In his home country of Israel, freshman swimmer Michael Laitarovsky trained as an individual with more free time to focus on practice and nutrition. When he arrived at USC, though, Laitarovsky worked to get used to competing for multiple times a day, for several days, as part of a team.
Coming from Natanya, Israel, Laitarovsky joined the team in August after competing in the 2020 Tokyo Olympics for the Israeli National team.
Transitioning to a new culture and training style posed a challenge due to the language barrier and age difference, according to Laitarovsky. South Carolina is an adjustment for a 22-year-old freshman who hasn't been in school for four years due to serving in the Israeli army and Olympic training.
However, Laitarovsky said his positive outlook helped him through some of these difficult transitions.
"It’s a new page for my journey, it’s a new journey for my life and it’s a new challenge," Laitarovsky said. "Life always will give you challenges and that’s a challenge I need to pass — and that’s what will make me a better person, a better athlete, in my opinion."
Head coach Jeff Poppell said Laitarovsky's transition to life at South Carolina was difficult at first because of the changes in his training and routine.
“His training or swimming situation back home in Israel is very individual. He worked one-on-one with kind of like a personal coach,” Poppell said. “There was no team aspect at all, and at the same time, the training was very different than what we provide here at South Carolina.”
Laitarovsky said his training back home was "highly professional" and that he had more free time to focus on practice and nutrition.
Assistant coach Robert Pinter said he recognized early on that Laitarovsky needed to work on developing his endurance to compete successfully in the SEC. This is because most SEC meets require competing multiple times a day over a span of several days.
“He’s bought in completely into this plan and he’s done very well,” Pinter said. "We can see tremendous improvement with him, so I predict that he’s going to have a very bright future here at South Carolina.”
Glimpses of that bright future shined at the Tennessee Invitational in November when Laitarovsky broke the school record for the 100-meter backstroke. His time of 46.71 beat the previous record of 46.75 that Caleb Tosh set in 2019.
Laitarovskyalso earned the honor of SEC Freshman of the Week earlier that same month for his performance against Queens in the same event.

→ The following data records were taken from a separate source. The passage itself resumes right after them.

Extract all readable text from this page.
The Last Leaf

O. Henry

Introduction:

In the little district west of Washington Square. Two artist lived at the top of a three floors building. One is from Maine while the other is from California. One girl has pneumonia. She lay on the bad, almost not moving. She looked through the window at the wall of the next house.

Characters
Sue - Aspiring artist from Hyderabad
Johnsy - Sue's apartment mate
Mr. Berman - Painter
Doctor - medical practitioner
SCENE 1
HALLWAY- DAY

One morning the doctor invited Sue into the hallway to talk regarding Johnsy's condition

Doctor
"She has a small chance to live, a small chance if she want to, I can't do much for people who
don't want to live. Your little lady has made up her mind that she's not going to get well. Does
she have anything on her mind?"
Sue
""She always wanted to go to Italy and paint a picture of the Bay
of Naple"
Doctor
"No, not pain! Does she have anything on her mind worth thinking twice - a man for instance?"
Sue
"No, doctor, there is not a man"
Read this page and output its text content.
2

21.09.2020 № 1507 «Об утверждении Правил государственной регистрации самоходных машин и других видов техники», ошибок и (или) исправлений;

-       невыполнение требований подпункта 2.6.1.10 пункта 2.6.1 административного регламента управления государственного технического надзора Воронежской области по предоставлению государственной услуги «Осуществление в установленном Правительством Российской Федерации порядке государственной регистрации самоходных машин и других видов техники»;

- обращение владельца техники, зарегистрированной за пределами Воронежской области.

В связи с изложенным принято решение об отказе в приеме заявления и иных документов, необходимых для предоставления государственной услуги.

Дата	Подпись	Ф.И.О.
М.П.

“It’s great, but it’s not stopping here, because I know I can do more than that," Laitarovsky said. "I know what I’m worth.”
Poppell said Laitarovsky's open mind throughout practice has allowed him to succeed so far.
“If he ever had questions, he wasn’t afraid to ask,” Poppell said. “I think it was the mindset and the attitude in which that he approached everything that really had, kind of, enabled him to have the successful transition that he’s been able to experience thus far."
In Poppell's opinion, Laitarovsky has the potential to be one of the top sprint backstrokers in the NCAA as his collegiate career progresses.
Laitarovsky said he originally had no plans to attend college despite speaking with several college coaches at a training in San Diego back in 2019, including coaches from Ohio State.
After speaking with former assistant coach Kevin Swander at a meet in Greensboro, North Carolina a couple of weeks later, Laitarovsky said he decided to schedule a visit to South Carolina.
"I liked everything here on my recruiting trip," Laitrovosky said. "Especially when I saw my Israeli friends, that I know from back home and they helped me to feel at home."
Connecting with his new teammates and coaches also contributed to making the transition to a more team-focused environment easier for Laitarovsky.
“I love them because they’re my teammates and they’re, well, they’re my family. When I’m here, they’re my family," Laitarovsky said.
For head coach Poppell, the strides Laitarovsky has made during training contributed to the impact he's already been able to make on the team, not only as an athlete, but as a teammate.
“His teammates love him," Poppell said. "I think he’s really done a fantastic job of learning what it’s like to be a part of a team and having others around you, that are number one, are counting on you and number two, are there to support you.”